Balancing measures check whether an improvement in one part of the system is causing problems elsewhere. For example, if your aim is to reduce inpatient length of stay, also:

  • monitor readmission rates to make sure they do not rise
  • check that patient experience does not decline.

Planning your data collection

Plan what you collect, where you record it and who is responsible.

  • Review any baseline or historical data.
  • Agree who collects each measure, when, where and how.
  • Choose the most efficient way to access the data.
  • Decide how you will present the data and only collect what you will use.
  • Record data in a spreadsheet or, ideally, QIDS.
  • Assign each measure to a specific team member.
  • Talk to staff and patients about their experience during testing.
  • Keep collecting data after the project ends to confirm the improvement holds.

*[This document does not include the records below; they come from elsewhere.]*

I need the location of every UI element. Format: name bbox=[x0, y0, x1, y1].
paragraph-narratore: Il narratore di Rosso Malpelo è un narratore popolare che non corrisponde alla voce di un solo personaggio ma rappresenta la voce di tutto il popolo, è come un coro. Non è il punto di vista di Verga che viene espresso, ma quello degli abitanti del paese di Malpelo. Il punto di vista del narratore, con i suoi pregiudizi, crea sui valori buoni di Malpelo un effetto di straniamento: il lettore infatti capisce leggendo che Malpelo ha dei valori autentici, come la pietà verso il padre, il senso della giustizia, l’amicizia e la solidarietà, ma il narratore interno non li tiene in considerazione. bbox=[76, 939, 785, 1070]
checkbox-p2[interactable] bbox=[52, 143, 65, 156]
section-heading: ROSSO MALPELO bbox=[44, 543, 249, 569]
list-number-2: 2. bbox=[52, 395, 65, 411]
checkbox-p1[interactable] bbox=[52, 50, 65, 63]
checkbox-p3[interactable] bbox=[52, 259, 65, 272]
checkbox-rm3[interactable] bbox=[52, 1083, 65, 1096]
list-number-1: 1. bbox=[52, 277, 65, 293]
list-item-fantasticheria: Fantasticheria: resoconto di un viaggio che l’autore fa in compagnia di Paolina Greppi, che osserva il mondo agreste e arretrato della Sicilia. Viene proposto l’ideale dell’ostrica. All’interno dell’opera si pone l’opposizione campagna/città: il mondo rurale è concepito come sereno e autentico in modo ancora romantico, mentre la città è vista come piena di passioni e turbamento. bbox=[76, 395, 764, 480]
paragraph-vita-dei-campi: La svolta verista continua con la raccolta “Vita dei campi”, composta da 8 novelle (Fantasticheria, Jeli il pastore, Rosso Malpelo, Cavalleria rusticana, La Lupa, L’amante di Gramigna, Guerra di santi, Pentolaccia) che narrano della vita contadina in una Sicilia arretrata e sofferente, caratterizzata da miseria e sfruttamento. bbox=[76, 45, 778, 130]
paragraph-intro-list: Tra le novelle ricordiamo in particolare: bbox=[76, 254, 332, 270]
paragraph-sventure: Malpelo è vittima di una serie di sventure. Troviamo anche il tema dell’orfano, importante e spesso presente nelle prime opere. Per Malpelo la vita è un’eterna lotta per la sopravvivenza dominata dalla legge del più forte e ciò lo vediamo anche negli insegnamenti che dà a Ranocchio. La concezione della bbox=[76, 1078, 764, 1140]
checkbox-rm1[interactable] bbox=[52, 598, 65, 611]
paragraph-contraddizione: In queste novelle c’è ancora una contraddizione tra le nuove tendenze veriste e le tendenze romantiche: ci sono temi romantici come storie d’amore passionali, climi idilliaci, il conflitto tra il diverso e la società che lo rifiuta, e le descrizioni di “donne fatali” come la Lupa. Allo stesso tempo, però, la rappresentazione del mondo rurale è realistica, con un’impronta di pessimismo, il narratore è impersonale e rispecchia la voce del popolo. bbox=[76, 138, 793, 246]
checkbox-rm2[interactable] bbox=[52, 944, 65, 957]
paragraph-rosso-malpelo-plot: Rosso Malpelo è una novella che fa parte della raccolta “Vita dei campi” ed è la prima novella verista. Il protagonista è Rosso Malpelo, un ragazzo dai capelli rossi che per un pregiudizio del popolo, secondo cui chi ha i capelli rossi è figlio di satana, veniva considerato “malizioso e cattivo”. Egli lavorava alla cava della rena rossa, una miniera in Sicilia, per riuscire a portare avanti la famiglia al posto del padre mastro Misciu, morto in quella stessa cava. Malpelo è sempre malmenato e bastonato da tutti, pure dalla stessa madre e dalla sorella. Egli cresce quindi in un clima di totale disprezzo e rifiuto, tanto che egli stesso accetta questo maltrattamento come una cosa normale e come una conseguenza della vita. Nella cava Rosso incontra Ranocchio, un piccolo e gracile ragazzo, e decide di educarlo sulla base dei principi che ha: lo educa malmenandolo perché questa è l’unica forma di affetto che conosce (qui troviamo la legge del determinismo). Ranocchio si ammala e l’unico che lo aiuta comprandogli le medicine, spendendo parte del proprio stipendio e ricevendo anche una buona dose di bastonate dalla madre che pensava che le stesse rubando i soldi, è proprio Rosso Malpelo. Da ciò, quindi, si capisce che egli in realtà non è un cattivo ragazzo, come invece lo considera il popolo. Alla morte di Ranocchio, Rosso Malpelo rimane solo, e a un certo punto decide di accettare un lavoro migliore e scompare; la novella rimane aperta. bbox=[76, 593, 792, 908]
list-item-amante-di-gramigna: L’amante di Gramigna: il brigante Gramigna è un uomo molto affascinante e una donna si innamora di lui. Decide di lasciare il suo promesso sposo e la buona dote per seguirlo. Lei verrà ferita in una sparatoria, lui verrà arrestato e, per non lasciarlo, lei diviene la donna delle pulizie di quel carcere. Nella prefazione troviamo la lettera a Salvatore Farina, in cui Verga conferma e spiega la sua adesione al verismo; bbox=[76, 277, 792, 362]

Quality matters more than quantity. Collect consecutive samples (for example, the first five patients each week) or random samples. Your local quality improvement advisor can help you decide what fits your project.

Presenting your data

Run charts are the most common way to display improvement data. A run chart is a line graph that shows data over time. Use it to:

  • tell the story of your project
  • show stakeholders what has changed
  • mark where you tested change ideas using annotations.

You can also use histograms or statistical process control (SPC) charts depending on your data. For guidance on choosing and interpreting charts, see our quality improvement tools

Knowing when an improvement is happening

Real improvement shows up as a pattern over time, not a single result. Probability-based rules help you spot non-random changes in your data.

See safety intelligence data tools for details on data type, minimum data points and the probability-based rules. Your local quality advisor can also help.